Wildlife Photographer And School Teacher Pallavi Sarkar On Her Most Famous Captures

  • IWB Post
  •  September 14, 2018

 

A High school teacher and mother of one, 37-year-old Pallavi Sarkar is a ‘ocassional’ wildlife photographer. Yep, she plans her shoots in accordance with her school schedule and gives her passion equal priority in her life. Her mastery in art was noticed by the likes of National Geographic, New York Post, and BBC.

It was the unique picture of a monkey that she had clicked which piqued the interest of BBC two years ago.

“I was in Bandipur National Park with my family,” she recalled. “A young macaque had just landed on the hood of a vehicle in front of us. He was playing about, and at one point, he noticed the rear view mirror.” As he continued his antics, Pallavi managed to capture the unique moment.

Pallavi Sarkar

“He started by just looking at the mirror. And then, the way his expressions changed… first he just peeked a little, then he looked into it deeply, and finally, he just kissed his reflection,” she said. “I was in the vehicle behind. For the longest time, I couldn’t even see the macaque: just his reflection on that mirror. But I eventually found a vantage point.”

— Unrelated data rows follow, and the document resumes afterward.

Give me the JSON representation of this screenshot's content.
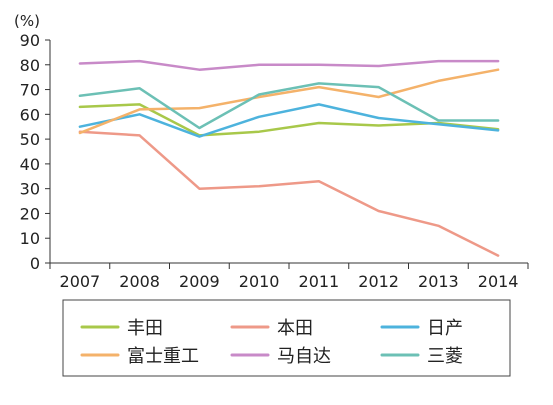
{
  "chart_data": {
    "type": "line",
    "unit_label": "(%)",
    "x": [
      "2007",
      "2008",
      "2009",
      "2010",
      "2011",
      "2012",
      "2013",
      "2014"
    ],
    "ylim": [
      0,
      90
    ],
    "yticks": [
      0,
      10,
      20,
      30,
      40,
      50,
      60,
      70,
      80,
      90
    ],
    "grid": false,
    "legend_position": "bottom",
    "series": [
      {
        "name": "丰田",
        "color": "#a8c84a",
        "values": [
          63,
          64,
          51.5,
          53,
          56.5,
          55.5,
          56.5,
          54
        ]
      },
      {
        "name": "本田",
        "color": "#ee9988",
        "values": [
          53,
          51.5,
          30,
          31,
          33,
          21,
          15,
          3
        ]
      },
      {
        "name": "日产",
        "color": "#4db3dd",
        "values": [
          55,
          60,
          51,
          59,
          64,
          58.5,
          56,
          53.5
        ]
      },
      {
        "name": "富士重工",
        "color": "#f4b26a",
        "values": [
          52.5,
          62,
          62.5,
          67,
          71,
          67,
          73.5,
          78
        ]
      },
      {
        "name": "马自达",
        "color": "#c88ac8",
        "values": [
          80.5,
          81.5,
          78,
          80,
          80,
          79.5,
          81.5,
          81.5
        ]
      },
      {
        "name": "三菱",
        "color": "#6cc0b5",
        "values": [
          67.5,
          70.5,
          54.5,
          68,
          72.5,
          71,
          57.5,
          57.5
        ]
      }
    ]
  }
}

After BBC came the New York Post, and then National Geographic which featured her photographs in its ‘best bird photography’ shortlist two years in a row.

Pallavi Sarkar

“National Geographic focusses only on the birds, among all the photographs I take,” states Pallavi. “I find bird photography extremely challenging and engaging. You need a different frame of mind as everything is so unpredictable. You don’t know what the subject will do next or how it will react. It’s a game of trust and patience, as it involves moving close to the subject to get a perfect image.”

Pallavi Sarkar

Although she had never taken any formal training in photography, mentors like Marzook Mohammed and Masood Hussain gave her the much-needed guidance. Also, she prefers to do her homework before she starts her shoot.  “I make it a point to read about the local fauna before I visit any place,” she said.

While her camera boasts of thousands of pictures till date, she barely has pictures of herself. “I don’t need to be seen,” she said. “My photographs speak for me.”